In Infinity Club II, Bambii captures that mythos with refined clarity. Over just 24 minutes, she collapses the many hyphens of her artistic identity—selector, producer, vocalist—while reaping the benefits of her renewed studies in piano and bass. The record spans an almost impossible range of sound with unshaking confidence, never losing its coherence despite a crowded set of collaborators. This feat is captured at the outset with “Remember” as Ravyn Lenae’s ethereal melody and Scrufizzer’s cutting grime flow unite over a canvas of skittering drums. It is a project only Bambii could produce, grounded in a fanatical knowledge of Black music history and a singular ear for unexpected synergies.

“They’re not counterculture. They’re not counter-anything.”

In a sea of pop appropriations, Bambii proves the irreplicable distinction of an authentic rave project. She inverts their directional logic, exploring instead whether the spirit of the underground can scale beyond the fleeting timespace of the club. Despite its referential depth, Infinity Club II feels futuristic, welcoming listeners to a fantastical world where multiculturalism is taken to its logical extreme.
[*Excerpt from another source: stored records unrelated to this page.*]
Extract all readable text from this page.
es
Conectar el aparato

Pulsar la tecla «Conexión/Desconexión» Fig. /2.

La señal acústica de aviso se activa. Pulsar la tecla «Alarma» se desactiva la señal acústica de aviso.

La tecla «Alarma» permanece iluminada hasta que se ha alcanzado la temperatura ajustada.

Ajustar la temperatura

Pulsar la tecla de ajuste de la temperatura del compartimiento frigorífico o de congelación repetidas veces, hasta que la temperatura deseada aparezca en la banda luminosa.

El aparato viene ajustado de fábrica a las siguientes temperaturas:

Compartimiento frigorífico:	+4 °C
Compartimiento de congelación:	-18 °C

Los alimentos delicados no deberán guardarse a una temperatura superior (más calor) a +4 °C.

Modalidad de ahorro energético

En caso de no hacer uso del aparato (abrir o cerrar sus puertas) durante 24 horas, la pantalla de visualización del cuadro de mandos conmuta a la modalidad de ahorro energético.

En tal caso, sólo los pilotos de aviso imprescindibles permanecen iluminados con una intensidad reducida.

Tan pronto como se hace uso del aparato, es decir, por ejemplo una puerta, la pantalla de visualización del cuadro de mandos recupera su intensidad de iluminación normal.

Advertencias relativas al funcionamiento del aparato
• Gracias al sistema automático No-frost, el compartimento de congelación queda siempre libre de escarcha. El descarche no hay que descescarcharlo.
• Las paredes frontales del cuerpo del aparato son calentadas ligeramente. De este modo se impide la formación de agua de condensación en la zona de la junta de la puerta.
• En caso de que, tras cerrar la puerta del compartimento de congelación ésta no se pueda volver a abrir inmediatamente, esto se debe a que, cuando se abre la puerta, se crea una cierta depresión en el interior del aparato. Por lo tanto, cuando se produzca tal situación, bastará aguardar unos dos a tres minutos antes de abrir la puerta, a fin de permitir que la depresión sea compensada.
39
Bambii’s infinity is a pulsing collective accessed not by the abandonment of individual identities, but through their careful immersion. At a time of escalating tribalism, Infinity Club II proves the persistent possibility of transcendent unity.

Many write off rave culture’s resurgence as escapism, a way to temporarily depart a world in rupture. In a sense, that is precisely what the underground has always provided—a sanctuary for those who find themselves outside the confines of an ever-tighter cultural hegemony. But is this infinity simply a privileged fantasy wasted on the young, beautiful, and urban? Or is it a future unfolding, a declaration of what reality is meant to be?

Infinity Club is about real life,” she clarifies. “That’s what I’m trying to get back to. Bad things exist because people decided they would, but a lot of good things exist because people decided that, too.”